Change Management - Gerir a Mudança sem perder a noção do rumo

A Empresa estática e tradicional morreu – é um veredicto incontornável. A globalização, a acelerada e contínua evolução tecnológica, a emergência de novos segmentos de consumidores com elevados graus de informação e exigência, novas formas de organização do trabalho, entre inúmeros outros factores, determinaram esta realidade.

Dizer, na actualidade, que “uma Organização ESTÁ em fase de mudança” tornou-se pouco objectivo e desnecessário. Na realidade, qualquer Organização “VIVE e EXISTE em mudança” contínua, por motivos endógenos e exógenos.

Como preparar o Capital Humano para o desafio da constante flexibilidade e adaptabilidade? Seguramente, não será com as atitudes, comportamentos e enquadramentos organizacionais de há 20 ou 30 anos atrás.

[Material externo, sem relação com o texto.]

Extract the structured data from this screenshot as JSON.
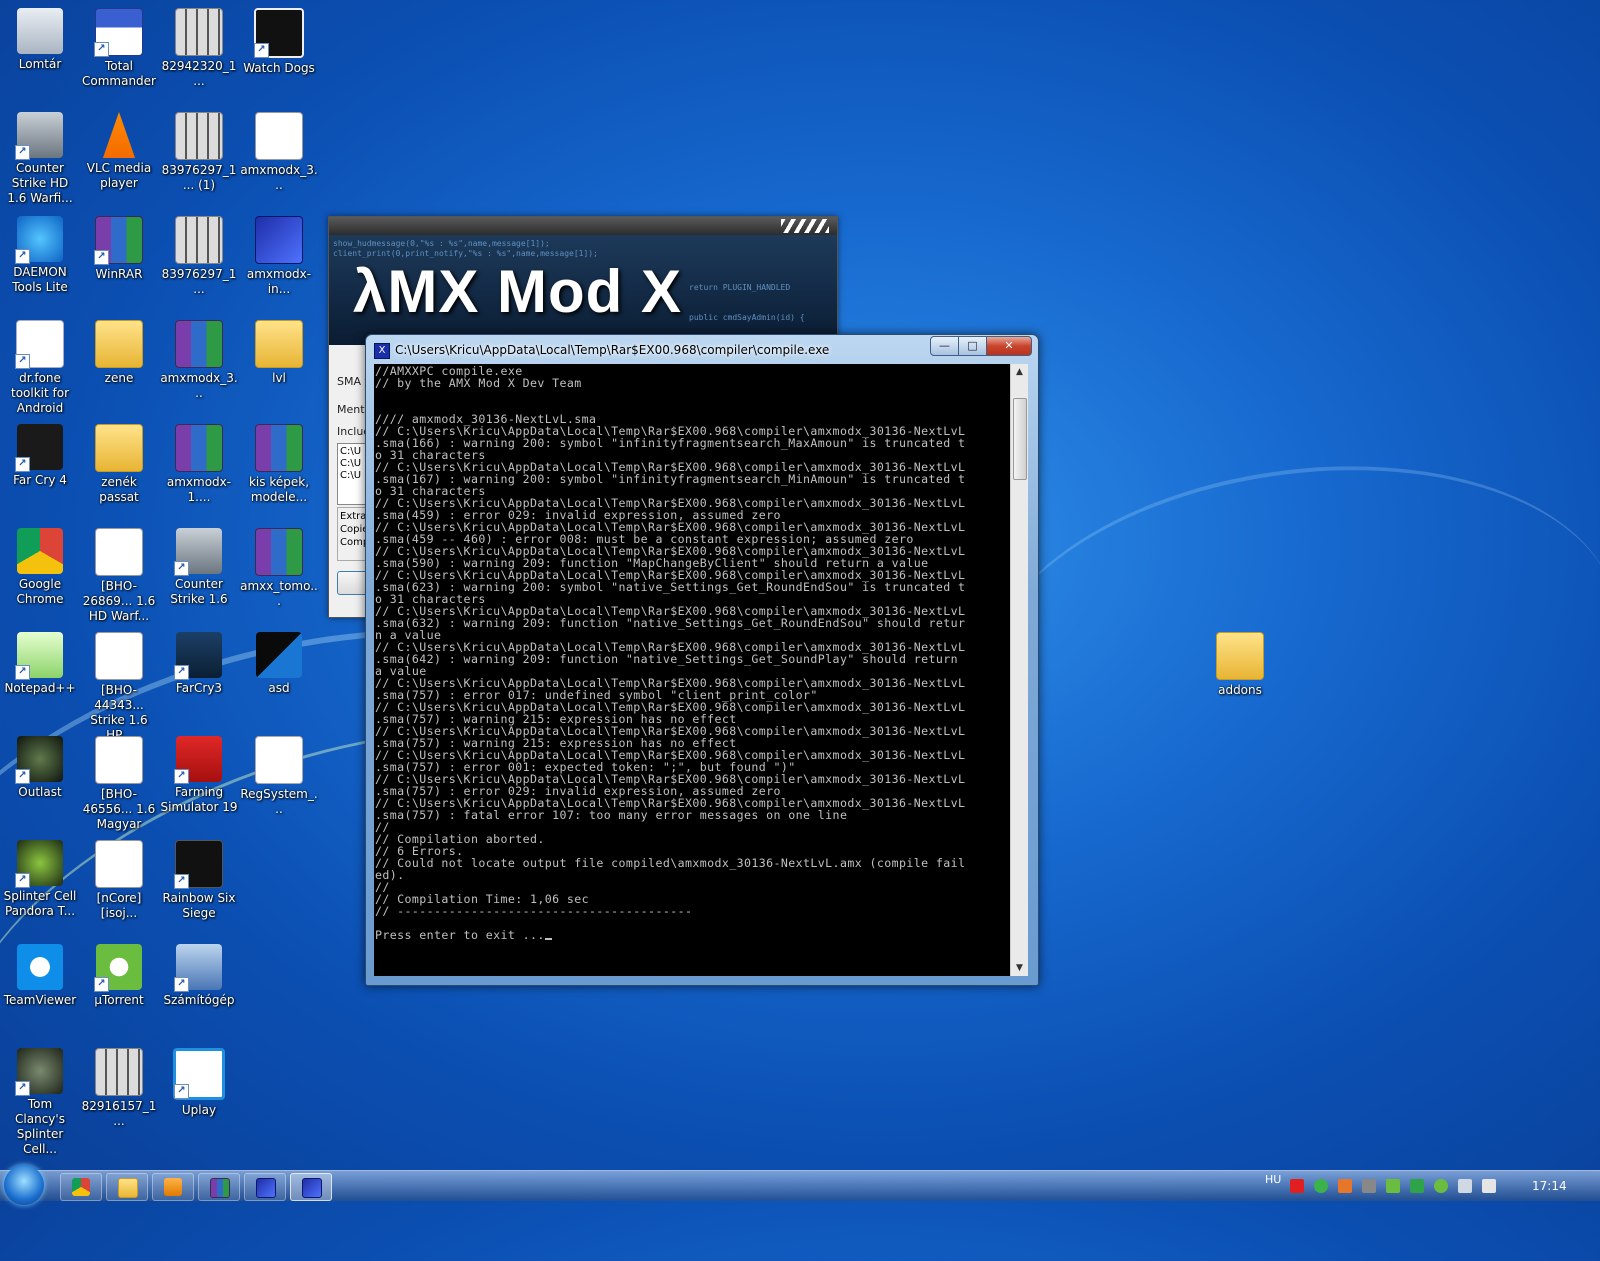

Nos tempos actuais, as organizações devem apostar em “institucionalizar” determinadas práticas:

Strategic Awareness:
Os colaboradores deverão ter, permanentemente, a noção de qual a estratégia da empresa, objectivos, suas condicionantes, factores de mudança e factores críticos de sucesso; apenas assim poderão, consoante o empowerment instituído, assumir uma postura materializada em atitudes e comportamentos positivos para os objectivos corporativos; e, consequentemente, numa perspectiva de auto-avaliação, ter uma noção exacta da sua contribuição individual.
 
Autonomia, Polivalência e Flexibilidade:

A prevalência de cargos com responsabilidades/ tarefas rígidas é a resposta rápida e eficiente aos desafios do mercado; como tal, mantendo um núcleo duro de tarefas, cada função terá de ter capacidades para uma “geometria variável” de respostas e tomadas de decisão;

Cultura de Risco:
Ter uma cultura de risco significa saber discernir o risco (e a oportunidade) que existe em cada mudança e em cada opção/ decisão que tomamos; as empresas terão de “educar” os seus colaboradores e gestores para pensamento de risk assessement, monitorização dos níveis de risco e manutenção de um ambiente de controlo adequado;

Apologia da criatividade, da inovação…e da emoção:
É essencial a promoção de uma cultura que privilegie as capacidades de inovação do capital humano das organizações. Como tal, há que estabelecer boas práticas de partilha de Conhecimento e de reconhecimento pelo uso da criatividade na resolução de problemas. E, claro, deixar que as competências emocionais dos colaboradores sejam catalizadores destes processos.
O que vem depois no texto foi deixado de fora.